My Lords, last week was Learning Disability Week, the focus of which was breaking down the barriers to employment and apprenticeships. Fewer than 6% of people with a learning disability are in fact in work. For people with a learning disability, as for most people, work is more than a pay packet; it is also about self-esteem, independence and inclusion within society. However, there are benefits for business too. Mencap points out that people with a learning disability stay in their jobs three and a half times longer than their non-disabled co-workers, leading to savings on recruitment and training. Businesses that employ people with a learning disability report better staff morale and better customer satisfaction.
In their manifesto, the Government committed to support 1 million more disabled people into work over the next 10 years. Since the election, however, there has been scant reference to this target. I hope that the Government will recommit to it. I hope too that the Government will push ahead with the recommendations in the Maynard review on improving accessibility of apprenticeships for people with learning disabilities. Addressing transition from school and college must be a priority if we are to improve their employment opportunities. However, to do this we also need to improve things within social care so that people get the right support to get a job and keep it.
In the lead-up to the general election, there was much talk about the pressures facing the funding of care for older people, despite the fact that one in three social care users are working-age disabled people, of whom nearly 150,000 have a learning disability.

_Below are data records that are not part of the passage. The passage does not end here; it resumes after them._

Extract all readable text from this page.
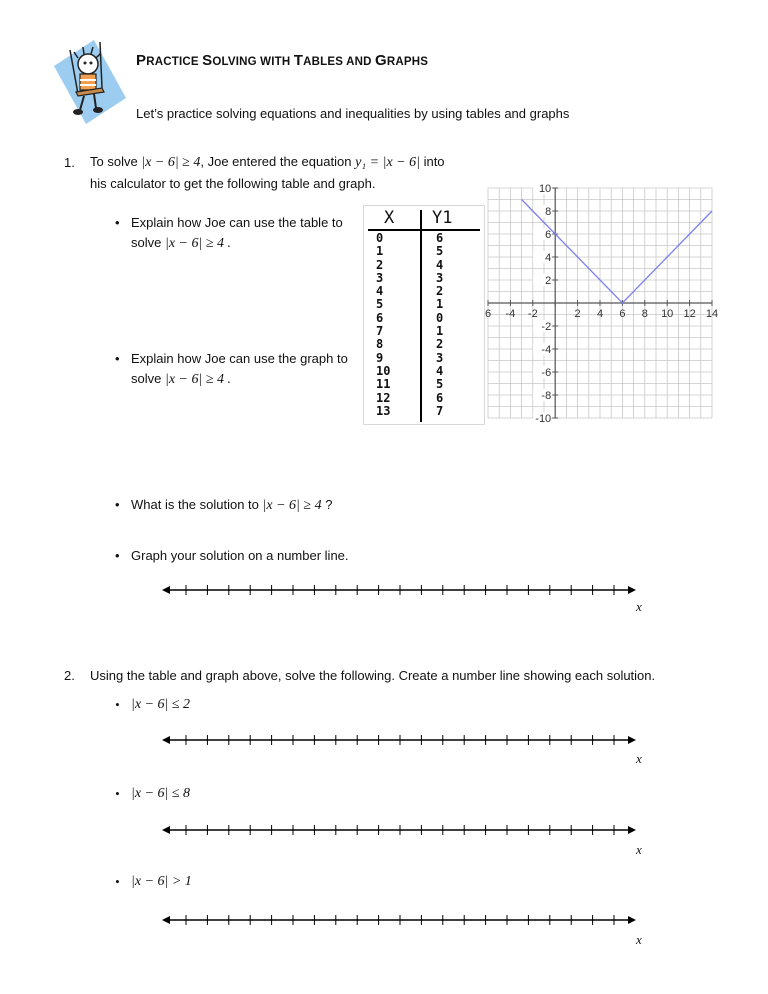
PRACTICE SOLVING WITH TABLES AND GRAPHS
Let’s practice solving equations and inequalities by using tables and graphs
1. To solve |x − 6| ≥ 4, Joe entered the equation y₁ = |x − 6| into
his calculator to get the following table and graph.
• Explain how Joe can use the table to
solve |x − 6| ≥ 4 .
• Explain how Joe can use the graph to
solve |x − 6| ≥ 4 .
• What is the solution to |x − 6| ≥ 4 ?
• Graph your solution on a number line.
X Y1
0
1
2
3
4
5
6
7
8
9
10
11
12
13
6
5
4
3
2
1
0
1
2
3
4
5
6
7
6 -4 -2	2 4 6 8 10 12 14
10
8
6
4
2
-2
-4
-6
-8
-10
x
2. Using the table and graph above, solve the following. Create a number line showing each solution.
• |x − 6| ≤ 2
x
• |x − 6| ≤ 8
x
• |x − 6| > 1
x
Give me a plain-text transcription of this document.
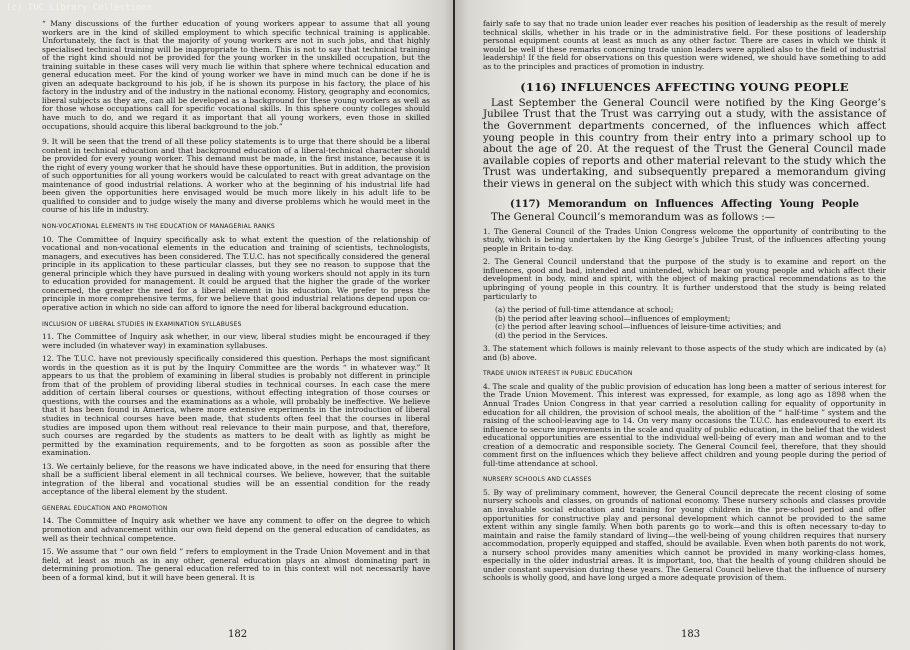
(c) TUC Library Collections

“ Many discussions of the further education of young workers appear to assume that all young workers are in the kind of skilled employment to which specific technical training is applicable. Unfortunately, the fact is that the majority of young workers are not in such jobs, and that highly specialised technical training will be inappropriate to them. This is not to say that technical training of the right kind should not be provided for the young worker in the unskilled occupation, but the training suitable in these cases will very much lie within that sphere where technical education and general education meet. For the kind of young worker we have in mind much can be done if he is given an adequate background to his job, if he is shown its purpose in his factory, the place of his factory in the industry and of the industry in the national economy. History, geography and economics, liberal subjects as they are, can all be developed as a background for these young workers as well as for those whose occupations call for specific vocational skills. In this sphere county colleges should have much to do, and we regard it as important that all young workers, even those in skilled occupations, should acquire this liberal background to the job.”

9. It will be seen that the trend of all these policy statements is to urge that there should be a liberal content in technical education and that background education of a liberal-technical character should be provided for every young worker. This demand must be made, in the first instance, because it is the right of every young worker that he should have these opportunities. But in addition, the provision of such opportunities for all young workers would be calculated to react with great advantage on the maintenance of good industrial relations. A worker who at the beginning of his industrial life had been given the opportunities here envisaged would be much more likely in his adult life to be qualified to consider and to judge wisely the many and diverse problems which he would meet in the course of his life in industry.

NON-VOCATIONAL ELEMENTS IN THE EDUCATION OF MANAGERIAL RANKS

10. The Committee of Inquiry specifically ask to what extent the question of the relationship of vocational and non-vocational elements in the education and training of scientists, technologists, managers, and executives has been considered. The T.U.C. has not specifically considered the general principle in its application to these particular classes, but they see no reason to suppose that the general principle which they have pursued in dealing with young workers should not apply in its turn to education provided for management. It could be argued that the higher the grade of the worker concerned, the greater the need for a liberal element in his education. We prefer to press the principle in more comprehensive terms, for we believe that good industrial relations depend upon co-operative action in which no side can afford to ignore the need for liberal background education.

INCLUSION OF LIBERAL STUDIES IN EXAMINATION SYLLABUSES

11. The Committee of Inquiry ask whether, in our view, liberal studies might be encouraged if they were included (in whatever way) in examination syllabuses.

12. The T.U.C. have not previously specifically considered this question. Perhaps the most significant words in the question as it is put by the Inquiry Committee are the words “ in whatever way.” It appears to us that the problem of examining in liberal studies is probably not different in principle from that of the problem of providing liberal studies in technical courses. In each case the mere addition of certain liberal courses or questions, without effecting integration of those courses or questions, with the courses and the examinations as a whole, will probably be ineffective. We believe that it has been found in America, where more extensive experiments in the introduction of liberal studies in technical courses have been made, that students often feel that the courses in liberal studies are imposed upon them without real relevance to their main purpose, and that, therefore, such courses are regarded by the students as matters to be dealt with as lightly as might be permitted by the examination requirements, and to be forgotten as soon as possible after the examination.

13. We certainly believe, for the reasons we have indicated above, in the need for ensuring that there shall be a sufficient liberal element in all technical courses. We believe, however, that the suitable integration of the liberal and vocational studies will be an essential condition for the ready acceptance of the liberal element by the student.

GENERAL EDUCATION AND PROMOTION

14. The Committee of Inquiry ask whether we have any comment to offer on the degree to which promotion and advancement within our own field depend on the general education of candidates, as well as their technical competence.

15. We assume that “ our own field ” refers to employment in the Trade Union Movement and in that field, at least as much as in any other, general education plays an almost dominating part in determining promotion. The general education referred to in this context will not necessarily have been of a formal kind, but it will have been general. It is

182

fairly safe to say that no trade union leader ever reaches his position of leadership as the result of merely technical skills, whether in his trade or in the administrative field. For these positions of leadership personal equipment counts at least as much as any other factor. There are cases in which we think it would be well if these remarks concerning trade union leaders were applied also to the field of industrial leadership! If the field for observations on this question were widened, we should have something to add as to the principles and practices of promotion in industry.

(116) INFLUENCES AFFECTING YOUNG PEOPLE

Last September the General Council were notified by the King George’s Jubilee Trust that the Trust was carrying out a study, with the assistance of the Government departments concerned, of the influences which affect young people in this country from their entry into a primary school up to about the age of 20. At the request of the Trust the General Council made available copies of reports and other material relevant to the study which the Trust was undertaking, and subsequently prepared a memorandum giving their views in general on the subject with which this study was concerned.

(117) Memorandum on Influences Affecting Young People

The General Council’s memorandum was as follows :—

1. The General Council of the Trades Union Congress welcome the opportunity of contributing to the study, which is being undertaken by the King George’s Jubilee Trust, of the influences affecting young people in Britain to-day.

2. The General Council understand that the purpose of the study is to examine and report on the influences, good and bad, intended and unintended, which bear on young people and which affect their development in body, mind and spirit, with the object of making practical recommendations as to the upbringing of young people in this country. It is further understood that the study is being related particularly to

(a) the period of full-time attendance at school;
(b) the period after leaving school—influences of employment;
(c) the period after leaving school—influences of leisure-time activities; and
(d) the period in the Services.

3. The statement which follows is mainly relevant to those aspects of the study which are indicated by (a) and (b) above.

TRADE UNION INTEREST IN PUBLIC EDUCATION

4. The scale and quality of the public provision of education has long been a matter of serious interest for the Trade Union Movement. This interest was expressed, for example, as long ago as 1898 when the Annual Trades Union Congress in that year carried a resolution calling for equality of opportunity in education for all children, the provision of school meals, the abolition of the “ half-time ” system and the raising of the school-leaving age to 14. On very many occasions the T.U.C. has endeavoured to exert its influence to secure improvements in the scale and quality of public education, in the belief that the widest educational opportunities are essential to the individual well-being of every man and woman and to the creation of a democratic and responsible society. The General Council feel, therefore, that they should comment first on the influences which they believe affect children and young people during the period of full-time attendance at school.

NURSERY SCHOOLS AND CLASSES

5. By way of preliminary comment, however, the General Council deprecate the recent closing of some nursery schools and classes, on grounds of national economy. These nursery schools and classes provide an invaluable social education and training for young children in the pre-school period and offer opportunities for constructive play and personal development which cannot be provided to the same extent within any single family. When both parents go to work—and this is often necessary to-day to maintain and raise the family standard of living—the well-being of young children requires that nursery accommodation, properly equipped and staffed, should be available. Even when both parents do not work, a nursery school provides many amenities which cannot be provided in many working-class homes, especially in the older industrial areas. It is important, too, that the health of young children should be under constant supervision during these years. The General Council believe that the influence of nursery schools is wholly good, and have long urged a more adequate provision of them.

183
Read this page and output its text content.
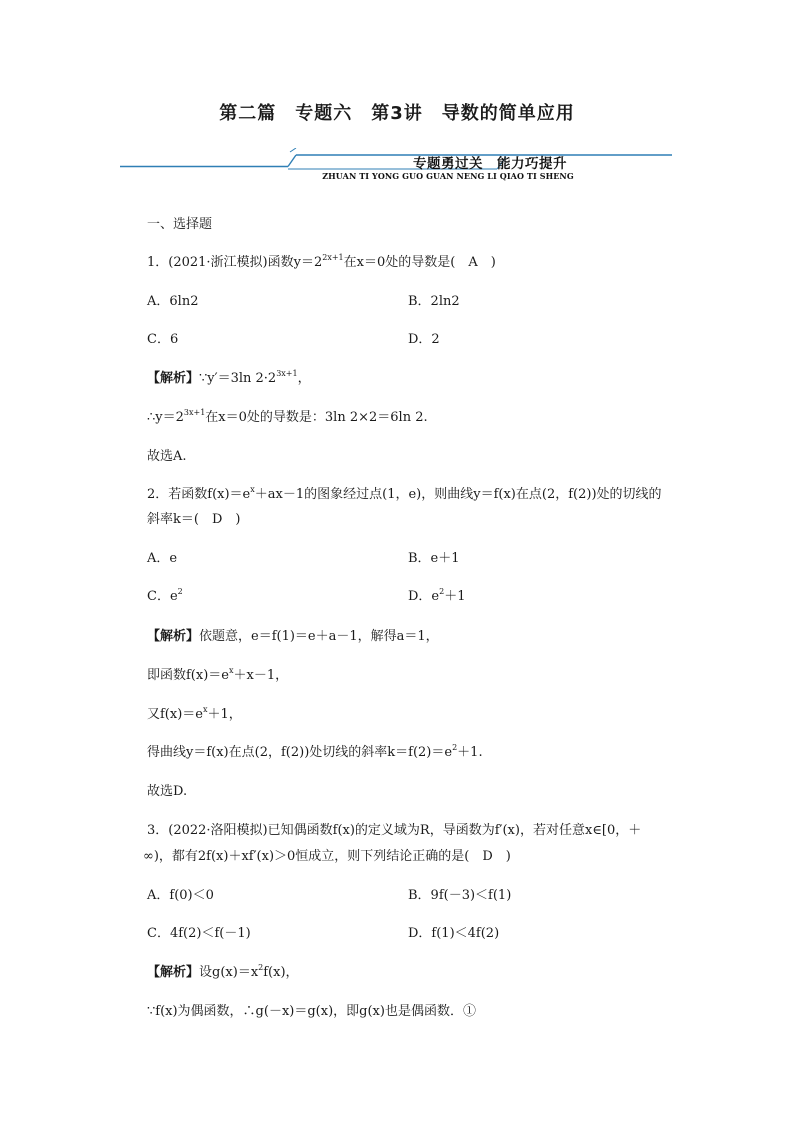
第二篇　专题六　第3讲　导数的简单应用
专题勇过关　能力巧提升
ZHUAN TI YONG GUO GUAN NENG LI QIAO TI SHENG
一、选择题
1．(2021·浙江模拟)函数$y=2^{2x+1}$在x＝0处的导数是(　A　)
A．6ln2	B．2ln2
C．6	D．2
【解析】∵y′＝3ln $2\cdot 2^{3x+1}$，
$\therefore y=2^{3x+1}$在x＝0处的导数是：3ln 2×2＝6ln 2.
故选A.
2．若函数$f(x)=e^x+ax-1$的图象经过点(1，e)，则曲线y＝f(x)在点(2，f(2))处的切线的
斜率k＝(　D　)
A．e	B．e＋1
C．$e^2$	D．$e^2+1$
【解析】依题意，e＝f(1)＝e＋a－1，解得a＝1，
即函数$f(x)=e^x+x-1$，
又$f(x)=e^x+1$，
得曲线y＝f(x)在点(2，f(2))处切线的斜率$k=f(2)=e^2+1$.
故选D.
3．(2022·洛阳模拟)已知偶函数f(x)的定义域为R，导函数为f′(x)，若对任意x∈[0，＋
∞)，都有2f(x)＋xf′(x)＞0恒成立，则下列结论正确的是(　D　)
A．f(0)＜0	B．9f(－3)＜f(1)
C．4f(2)＜f(－1)	D．f(1)＜4f(2)
【解析】设$g(x)=x^2f(x)$，
∵f(x)为偶函数，∴g(－x)＝g(x)，即g(x)也是偶函数．①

With no mention in the Queen’s Speech, or the accompanying documentation, of the pressures facing disabled people, there is concern that the forthcoming Green Paper in the autumn will focus entirely on older people and neglect working-age disabled people.
The Queen’s Speech announced a long-overdue review of mental health legislation and a continuing commitment to parity of esteem for mental health. Reviewing the Mental Health Act and getting widespread agreement to reform will not, however, be easy. I strongly urge the Government to reconsider the criteria for detention for persons with a learning disability and/or autism. The current criteria allow such persons to be detained simply because they have learning disability or autism, in the absence of any associated mental illness. The current Act thus perpetuates the stigma and discrimination faced by people with these conditions. It compromises their ability to make decisions for themselves about their life. It provides a get-out clause for local authorities in that rather than providing adequate resources to support individuals in the community, especially those with complex needs, they can medicalise the individual’s presentation and pass responsibility on to mental health services. Many people with learning disability and/or autism are detained in psychiatric hospitals, often far from home, for extensive periods, unable to challenge their detention successfully because they meet the criteria for detention by virtue only of their learning disability or autism, and will continue to do so. For people with learning disabilities or autism who have an associated mental illness, the criteria for detention could be applied in the same way as for those without those conditions.
I turn to transport. Currently, the cost of travel and the difficulties many people with learning disabilities have in using ticket machines in stations without ticket offices, and in purchasing the right or most economical fare, prevent many people getting around and doing the things that we all take for granted. The Government could extend free bus passes for people with a learning disability to other forms of public transport, and to peak times so that people can travel to work-experience placements. A free travel pass might also prompt staff awareness of a person’s need for reasonable adjustments, as required by the Equality Act. This could be extremely useful in busy terminals and transport hubs, and we could learn something from our American colleagues here.
I was pleased to see that there is now a Minister for Financial Inclusion, and I hope attention will be paid to the financial exclusion faced by many people with learning disabilities and to how banking might be made more accessible. In particular, I am thinking about the effect of local branch closures and the expectation, even by the Post Office, that everyone will be able to manage chip and pin, a significant problem for many people with learning disabilities, including the risk of financial exploitation and the possibility that they might not have the cash available to them to be able to use the ticket machines at stations.
There are cross-government opportunities to improve the lives and inclusion of the 1.4 million people in the United Kingdom with a learning disability. I look forward to working with Ministers and colleagues across the House on these important issues.